Ils parlaient un français remarquable comme partout dans l’univers Selven. Bon si on sortait de notre appartement pour rejoindre les autres, en cuisine, avait-il proposé à sa femme qui en ai marre d’entendre ces conneries interstellaires ! A ce propos, c’est où Bordeaux ? Mille haussa les épaules et répondit : Je ne connais pas… Allez, il faut partir, car le capitaine nous appelle, mon cœur. Elle m’à envoyé un message sur le tiper.
Cette station était émise en direction de la Terre, mais le couple s’en fichait pas mal, car la Terre était perdue aux confins de l’univers et nos deux militaires étaient à des années lumières d’avoir compris le sens profond de ce message, mais aussi de ce que cela pouvait dire pour la suite des événements.
Ils voyageaient dans un vaisseau impérial, mais depuis plus de deux semaines, la clim était en panne et il faisait plus de quarante degrés celsius, dans tout le bâtiment et même si les cent-quarante septs passagers avaient l’habitude de la chaleur, tous étaient à bout de nerfs, à cause de cette anomalie.

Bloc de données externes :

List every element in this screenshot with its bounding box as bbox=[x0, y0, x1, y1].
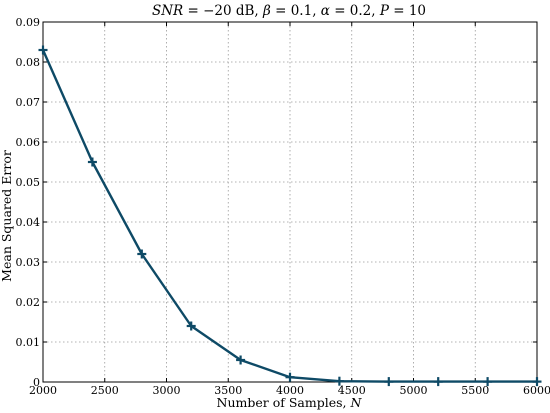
title-part: = 10 bbox=[389, 3, 426, 19]
y-tick-label: 0.01 bbox=[16, 336, 41, 349]
x-axis-label-text: Number of Samples, bbox=[217, 395, 351, 410]
x-tick-label: 4000 bbox=[276, 384, 304, 397]
y-tick-label: 0.09 bbox=[16, 16, 41, 29]
x-tick-label: 6000 bbox=[523, 384, 550, 397]
data-point bbox=[532, 377, 542, 387]
x-tick-label: 3500 bbox=[214, 384, 242, 397]
x-tick-label: 3000 bbox=[153, 384, 181, 397]
x-axis-label-var: N bbox=[350, 395, 363, 410]
data-point bbox=[285, 372, 295, 382]
title-part: α bbox=[321, 3, 330, 19]
title-part: = −20 dB, bbox=[183, 3, 263, 19]
title-part: β bbox=[262, 3, 271, 19]
y-tick-label: 0.08 bbox=[16, 56, 41, 69]
data-point bbox=[433, 377, 443, 387]
y-tick-label: 0.04 bbox=[16, 216, 41, 229]
title-part: = 0.1, bbox=[271, 3, 321, 19]
series-line bbox=[41, 49, 537, 383]
tick-labels: 2000 2500 3000 3500 4000 4500 5000 5500 6000 0 0.0… bbox=[16, 16, 550, 397]
y-tick-label: 0.07 bbox=[16, 96, 41, 109]
y-tick-label: 0.05 bbox=[16, 176, 41, 189]
data-point bbox=[137, 249, 147, 259]
x-tick-label: 4500 bbox=[338, 384, 366, 397]
title-part: SNR bbox=[152, 3, 183, 19]
x-tick-label: 5000 bbox=[400, 384, 428, 397]
y-tick-label: 0.06 bbox=[16, 136, 41, 149]
data-point bbox=[38, 45, 48, 55]
data-point bbox=[384, 377, 394, 387]
grid bbox=[43, 22, 537, 382]
y-tick-label: 0.03 bbox=[16, 256, 41, 269]
x-axis-label: Number of Samples, N bbox=[217, 395, 363, 410]
x-tick-label: 5500 bbox=[461, 384, 489, 397]
series-layer bbox=[38, 45, 542, 387]
data-point bbox=[236, 355, 246, 365]
data-point bbox=[87, 157, 97, 167]
title-part: = 0.2, bbox=[330, 3, 380, 19]
x-tick-label: 2000 bbox=[29, 384, 57, 397]
x-tick-label: 2500 bbox=[91, 384, 119, 397]
data-point bbox=[186, 321, 196, 331]
y-tick-label: 0 bbox=[33, 376, 40, 389]
data-point bbox=[483, 377, 493, 387]
chart-title: SNR = −20 dB, β = 0.1, α = 0.2, P = 10 bbox=[152, 3, 426, 19]
y-axis-label: Mean Squared Error bbox=[0, 150, 14, 282]
y-tick-label: 0.02 bbox=[16, 296, 41, 309]
title-part: P bbox=[379, 3, 390, 19]
data-point bbox=[334, 376, 344, 386]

Le vaisseau remontait un axe stellaire fréquenté par des milliers de vaisseaux. Leur destination, le système Karhana où une colonie Sidèn avait fait appel, à la Rosace des Vents Céleste, la flotte de l’armée du Roi, Louis Demiane, pour gérer une émeute qui avait éclaté au sein de quelques cités, basées sur la planète. Ils devaient rétablir l’ordre dans le chaos. Le capitaine Mirian était expérimenté pour ce genre de mission et était accompagné par une dizaine de cargos militaires qui se composaient au total de cent quatre-vingt mille hommes.
Quand Zaren et Mille se retrouvèrent dans la salle des commandes. Le capitaine, Mirian, les attendait de pieds fermes avec une bonne nouvelle à la clé. La clim sera opérationnelle dans moins de dix minutes ! Dieu merci, juste le temps de préparer le passage en orbite. Peu de temps après, de l’air frais avait envahi tous les compartiments du bâtiment et des râles de soulagement se firent entendre dans tout le vaisseau.
Cette chaleur, m’a fait mal à la tête, avait soufflé le capitaine à ses subordonnés. Mirian était une femelle Arka, un mélange entre un canidé et un félin. Son pelage, aux poils courts, était noir corbeau et elle avait des yeux vert émeraude luisants et de son museau, légèrement avancé, sortait six moustaches d’une dizaine de centimètres qui frétillaient à cause de la fraîcheur ambiante.
Mirian arborait fièrement son costume de capitaine, aux finitions impeccables. De plus, une longue queue d’au moins un mètre lui sortait du poste-arrière. Du haut de son deux mètres vingt, elle regardait sur son écran et la mise en orbite des dizaines de vaisseaux qui l’accompagnait. Tout est en place, vous pouvez atterrir, avait prononcé l’agent de la tour de commandes de la planète Sidèn. Parfait, parfait, c’est comme si c’était fait, avait-elle répondu d’une voix douce et suave.